Bidirectional relationship with longitudinal data: what's the best model?

#1
N=1000+. I have about 3-4 repetitive measures of a few numerical variables and categorical variables.

How do I test the hypothesis that x (numerical) increases with y (numerical) and z incidence (categorical) over time, in the same time that both y and z are also affected by the increase in x? In summary, X is fueled by y and z, but both of them are boosted by increase in X over time.

I cannot say that y and z are independent, right? Do I need to perform 3 different models? 1) x as dependent, 2) y as dependent, 3) z as dependent?

What would be the best model to test this kind of hypothesis?

Thanks!
 
#2
you want to do an autoregressive model (time series) for a system of equations.

such that Y = intercept + X + Z + error
and X = intercept + Y + Z + error

correct? That's a little bit of a tougher model to work with since its non-recursive.

You might get more mileage out of something like =
Y = intercept + X + Z + error
X = intercept + Z + Error
 
#3
you want to do an autoregressive model (time series) for a system of equations.

such that Y = intercept + X + Z + error
and X = intercept + Y + Z + error

correct? That's a little bit of a tougher model to work with since its non-recursive.

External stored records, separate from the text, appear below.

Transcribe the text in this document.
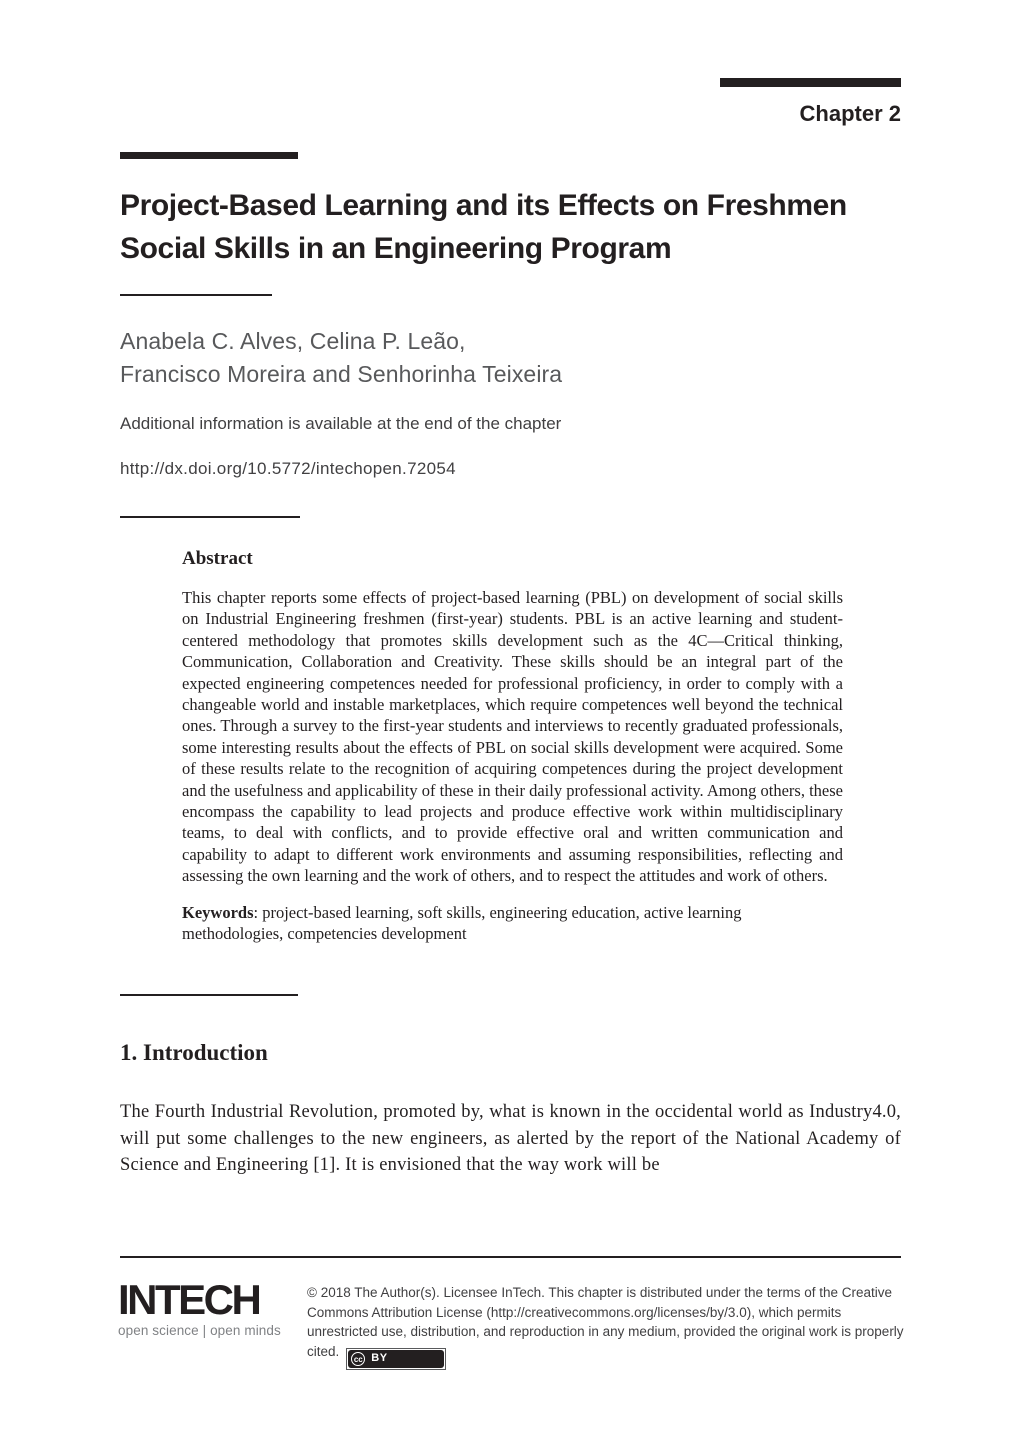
Chapter 2
Project-Based Learning and its Effects on Freshmen
Social Skills in an Engineering Program
Anabela C. Alves, Celina P. Leão,
Francisco Moreira and Senhorinha Teixeira
Additional information is available at the end of the chapter
http://dx.doi.org/10.5772/intechopen.72054
Abstract

This chapter reports some effects of project-based learning (PBL) on development of social skills on Industrial Engineering freshmen (first-year) students. PBL is an active learning and student-centered methodology that promotes skills development such as the 4C—Critical thinking, Communication, Collaboration and Creativity. These skills should be an integral part of the expected engineering competences needed for professional proficiency, in order to comply with a changeable world and instable marketplaces, which require competences well beyond the technical ones. Through a survey to the first-year students and interviews to recently graduated professionals, some interesting results about the effects of PBL on social skills development were acquired. Some of these results relate to the recognition of acquiring competences during the project development and the usefulness and applicability of these in their daily professional activity. Among others, these encompass the capability to lead projects and produce effective work within multidisciplinary teams, to deal with conflicts, and to provide effective oral and written communication and capability to adapt to different work environments and assuming responsibilities, reflecting and assessing the own learning and the work of others, and to respect the attitudes and work of others.

Keywords: project-based learning, soft skills, engineering education, active learning methodologies, competencies development

1. Introduction

The Fourth Industrial Revolution, promoted by, what is known in the occidental world as Industry4.0, will put some challenges to the new engineers, as alerted by the report of the National Academy of Science and Engineering [1]. It is envisioned that the way work will be

INTECH
open science | open minds

© 2018 The Author(s). Licensee InTech. This chapter is distributed under the terms of the Creative Commons Attribution License (http://creativecommons.org/licenses/by/3.0), which permits unrestricted use, distribution, and reproduction in any medium, provided the original work is properly cited.
cc BY
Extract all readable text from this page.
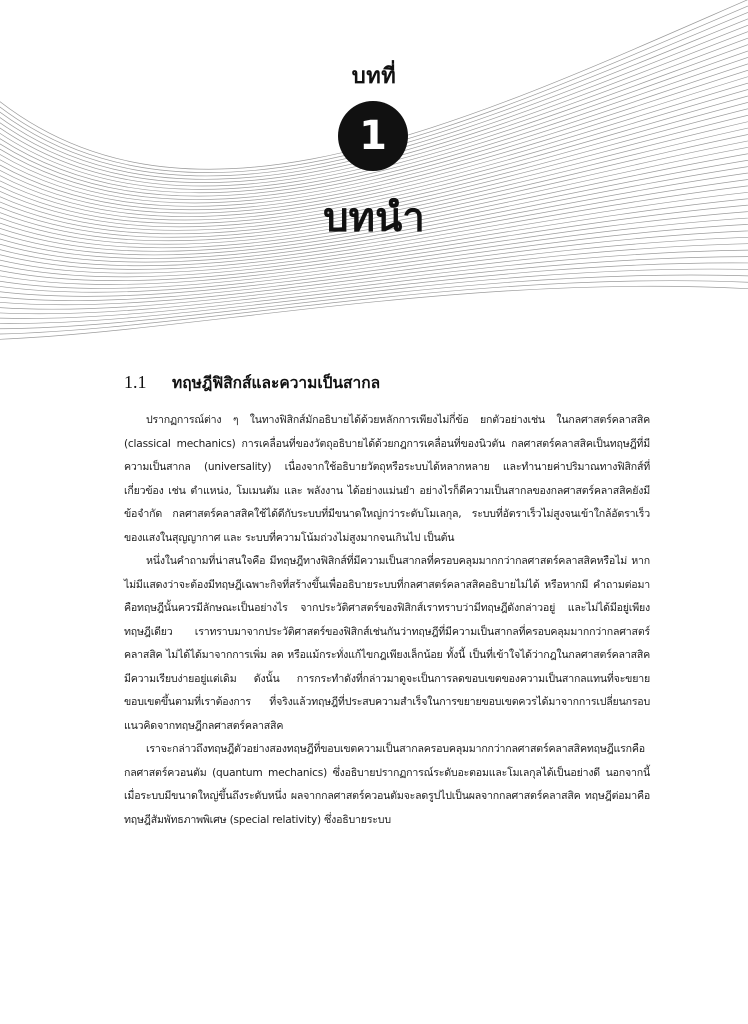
บทที่
1
บทนำ
1.1	ทฤษฎีฟิสิกส์และความเป็นสากล

ปรากฏการณ์ต่าง ๆ ในทางฟิสิกส์มักอธิบายได้ด้วยหลักการเพียงไม่กี่ข้อ ยกตัวอย่างเช่น ในกลศาสตร์คลาสสิค (classical mechanics) การเคลื่อนที่ของวัตถุอธิบายได้ด้วยกฎการเคลื่อนที่ของนิวตัน กลศาสตร์คลาสสิคเป็นทฤษฎีที่มีความเป็นสากล (universality) เนื่องจากใช้อธิบายวัตถุหรือระบบได้หลากหลาย และทำนายค่าปริมาณทางฟิสิกส์ที่เกี่ยวข้อง เช่น ตำแหน่ง, โมเมนตัม และ พลังงาน ได้อย่างแม่นยำ อย่างไรก็ดีความเป็นสากลของกลศาสตร์คลาสสิคยังมีข้อจำกัด กลศาสตร์คลาสสิคใช้ได้ดีกับระบบที่มีขนาดใหญ่กว่าระดับโมเลกุล, ระบบที่อัตราเร็วไม่สูงจนเข้าใกล้อัตราเร็วของแสงในสุญญากาศ และ ระบบที่ความโน้มถ่วงไม่สูงมากจนเกินไป เป็นต้น

หนึ่งในคำถามที่น่าสนใจคือ มีทฤษฎีทางฟิสิกส์ที่มีความเป็นสากลที่ครอบคลุมมากกว่ากลศาสตร์คลาสสิคหรือไม่ หากไม่มีแสดงว่าจะต้องมีทฤษฎีเฉพาะกิจที่สร้างขึ้นเพื่ออธิบายระบบที่กลศาสตร์คลาสสิคอธิบายไม่ได้ หรือหากมี คำถามต่อมาคือทฤษฎีนั้นควรมีลักษณะเป็นอย่างไร จากประวัติศาสตร์ของฟิสิกส์เราทราบว่ามีทฤษฎีดังกล่าวอยู่ และไม่ได้มีอยู่เพียงทฤษฎีเดียว เราทราบมาจากประวัติศาสตร์ของฟิสิกส์เช่นกันว่าทฤษฎีที่มีความเป็นสากลที่ครอบคลุมมากกว่ากลศาสตร์คลาสสิค ไม่ได้ได้มาจากการเพิ่ม ลด หรือแม้กระทั่งแก้ไขกฎเพียงเล็กน้อย ทั้งนี้ เป็นที่เข้าใจได้ว่ากฎในกลศาสตร์คลาสสิคมีความเรียบง่ายอยู่แต่เดิม ดังนั้น การกระทำดังที่กล่าวมาดูจะเป็นการลดขอบเขตของความเป็นสากลแทนที่จะขยายขอบเขตขึ้นตามที่เราต้องการ ที่จริงแล้วทฤษฎีที่ประสบความสำเร็จในการขยายขอบเขตควรได้มาจากการเปลี่ยนกรอบแนวคิดจากทฤษฎีกลศาสตร์คลาสสิค

เราจะกล่าวถึงทฤษฎีตัวอย่างสองทฤษฎีที่ขอบเขตความเป็นสากลครอบคลุมมากกว่ากลศาสตร์คลาสสิคทฤษฎีแรกคือกลศาสตร์ควอนตัม (quantum mechanics) ซึ่งอธิบายปรากฏการณ์ระดับอะตอมและโมเลกุลได้เป็นอย่างดี นอกจากนี้ เมื่อระบบมีขนาดใหญ่ขึ้นถึงระดับหนึ่ง ผลจากกลศาสตร์ควอนตัมจะลดรูปไปเป็นผลจากกลศาสตร์คลาสสิค ทฤษฎีต่อมาคือทฤษฎีสัมพัทธภาพพิเศษ (special relativity) ซึ่งอธิบายระบบ
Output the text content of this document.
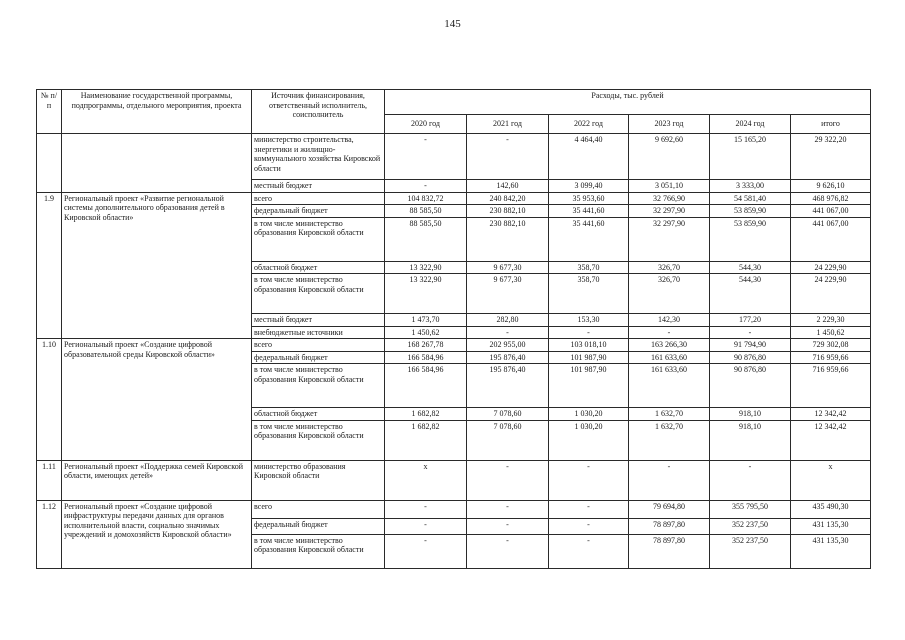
145
№ п/п	Наименование государственной программы, подпрограммы, отдельного мероприятия, проекта	Источник финансирования, ответственный исполнитель, соисполнитель	Расходы, тыс. рублей					
			2020 год	2021 год	2022 год	2023 год	2024 год	итого
		министерство строительства, энергетики и жилищно-коммунального хозяйства Кировской области	-	-	4 464,40	9 692,60	15 165,20	29 322,20
		местный бюджет	-	142,60	3 099,40	3 051,10	3 333,00	9 626,10
1.9	Региональный проект «Развитие региональной системы дополнительного образования детей в Кировской области»	всего	104 832,72	240 842,20	35 953,60	32 766,90	54 581,40	468 976,82
		федеральный бюджет	88 585,50	230 882,10	35 441,60	32 297,90	53 859,90	441 067,00
		в том числе министерство образования Кировской области	88 585,50	230 882,10	35 441,60	32 297,90	53 859,90	441 067,00
		областной бюджет	13 322,90	9 677,30	358,70	326,70	544,30	24 229,90
		в том числе министерство образования Кировской области	13 322,90	9 677,30	358,70	326,70	544,30	24 229,90
		местный бюджет	1 473,70	282,80	153,30	142,30	177,20	2 229,30
		внебюджетные источники	1 450,62	-	-	-	-	1 450,62
1.10	Региональный проект «Создание цифровой образовательной среды Кировской области»	всего	168 267,78	202 955,00	103 018,10	163 266,30	91 794,90	729 302,08
		федеральный бюджет	166 584,96	195 876,40	101 987,90	161 633,60	90 876,80	716 959,66
		в том числе министерство образования Кировской области	166 584,96	195 876,40	101 987,90	161 633,60	90 876,80	716 959,66
		областной бюджет	1 682,82	7 078,60	1 030,20	1 632,70	918,10	12 342,42
		в том числе министерство образования Кировской области	1 682,82	7 078,60	1 030,20	1 632,70	918,10	12 342,42
1.11	Региональный проект «Поддержка семей Кировской области, имеющих детей»	министерство образования Кировской области	x	-	-	-	-	x
1.12	Региональный проект «Создание цифровой инфраструктуры передачи данных для органов исполнительной власти, социально значимых учреждений и домохозяйств Кировской области»	всего	-	-	-	79 694,80	355 795,50	435 490,30
		федеральный бюджет	-	-	-	78 897,80	352 237,50	431 135,30
		в том числе министерство образования Кировской области	-	-	-	78 897,80	352 237,50	431 135,30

You might get more mileage out of something like =
Y = intercept + X + Z + error
X = intercept + Z + Error
Thank you for your input. I'll read more about it. I did not think about a forecast model. Can I do a forecast model using repetitive measures for each subject?
 
#4
Thank you for your input. I'll read more about it. I did not think about a forecast model. Can I do a forecast model using repetitive measures for each subject?
yes, there are a number of different approaches depending on what you are asking.

If you want to know if the system of equations remains the same over time, you test for a stability coefficient.

if you want to treat the time as a "nuisance" you treat it as psuedo replication in something like a mixed model

if you want to look at the change over time, you can use a latent growth curve model.